NewsDesk @bactiman63

The Institute for Clinical Research (ICR) NIH today announced findings for the Ivermectin study (I-TECH) in 500 hospitalised patients with Stage 2 or 3 COVID-19. This multi-centre open-label randomised controlled trial evaluated a 5-day course of ivermectin (0.4mg/kg/day) plus standard of care (IVM group), compared to standard of care (SOC group) according to Ministry of Health Malaysia (MOH) guidelines for COVID-19 patients at 20 government hospitals and MAEPS 2.0 Quarantine and COVID-19 Treatment Centre (PKRC).

The trial was conducted by infectious disease physicians and clinicians who were actively involved in COVID-19 management in collaboration with the Institute for Clinical Research (ICR), National Institute of Health (NIH). The main outcome of the I-TECH study was to see if ivermectin administered during the first week of illness prevented deterioration to severe COVID-19 Stage 4 or 5 among hospitalised patients aged 50 years and above with at least one comorbidity.

ICR Director, Dr Kalaiarasu M. Peariasamy, said the I-TECH findings showed that patients in the IVM group compared to SOC group had similar rates of progression to severe COVID-19 disease at 21.2 percent and 17.3 percent respectively (OR 1.29 [95% CI 0.82-2.02]; p = 0.30). For the same primary outcome, the mean time to progression was 3.0 days for the IVM group compared to 2.9 days for the SOC group, but the difference was not statistically significant; p=0.68.

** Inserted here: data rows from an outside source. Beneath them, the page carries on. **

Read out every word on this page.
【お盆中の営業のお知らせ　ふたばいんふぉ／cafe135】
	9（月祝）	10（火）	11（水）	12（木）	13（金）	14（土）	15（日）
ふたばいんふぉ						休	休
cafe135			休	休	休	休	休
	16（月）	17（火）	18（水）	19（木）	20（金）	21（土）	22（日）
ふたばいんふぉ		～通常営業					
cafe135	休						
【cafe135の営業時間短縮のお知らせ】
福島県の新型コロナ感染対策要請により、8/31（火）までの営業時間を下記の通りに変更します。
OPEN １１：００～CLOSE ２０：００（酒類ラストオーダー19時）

This MOH initiated study obtained Medical Research and Ethics Committee (MREC) approval on 25th May 2021. In order to disclose to the public key information about the I-TECH study, the trial was registered in ClinicalTrials.gov on 31st May 2021 (NCT04920942). From the sample of 500 subjects enrolled in the trial, four (4) were excluded for not meeting study criteria and six (6) withdrew after expressing concerns about ivermectin side effects. The last subject was recruited on 9th October and the follow-up ended on 25th October 2021.

According to the Principal Investigator of the I-TECH study, Dr. Steven Lim Chee Loon, Infectious Disease Specialist at Hospital Raja Permaisuri Bainun, Ipoh, there were no significant differences found in terms of ICU admission, mechanical ventilation, symptom recovery, blood parameters and chest x-ray resolution in both groups. The odds of complete symptom recovery by Day 5 of enrolment between IVM and SOC groups were very similar and not statistically significant; p=0.77.

Additionally, safety analysis showed three times more adverse events were reported in the IVM group versus the SOC group; most commonly diarrhea. Meanwhile, there was a trend of 28-day mortality reduction by IVM with standard of care, but not reaching statistical significance (OR 0.30 [95% CI 0.08-1.11]; p=0.09). According to Professor Lai Nai Ming and A/Professor Karuthan Chinna from Taylor’s School of Medicine who provided independent statistical analysis, the I-TECH study cannot confirm whether ivermectin administered in hospital compared with standard of care alone leads to fewer deaths at 28 days. This is due to the small number of deaths (13/490) which provided limited evaluation of the result.

Based on the outcomes of the I-TECH study, ivermectin cannot be recommended for inclusion in current COVID-19 treatment guidelines as ivermectin does not reduce risk of severe illness from COVID-19. The MOH continues with prior advice that ivermectin only be used within clinical trials settings with monitoring. This is also supported by other recent large studies such as IVERCOR-COVID19 from Argentina and TOGETHER from Brazil which do not support the routine usage of ivermectin in clinical practice. The I-TECH study team plans to submit the data for publication in a peer-reviewed journal which can help provide additional research information for ivermectin studies including meta-analysis.

It is hoped that the findings of this local study can help to inform Medical Practitioners in Malaysia and also to the public, who often ask about the effectiveness of ivermectin in the clinical practice of COVID-19 treatment. Until further supportive evidence becomes available, practitioners are cautioned not to recommend ivermectin including sharing illegal advertising or sale of ivermectin for treatment of COVID-19.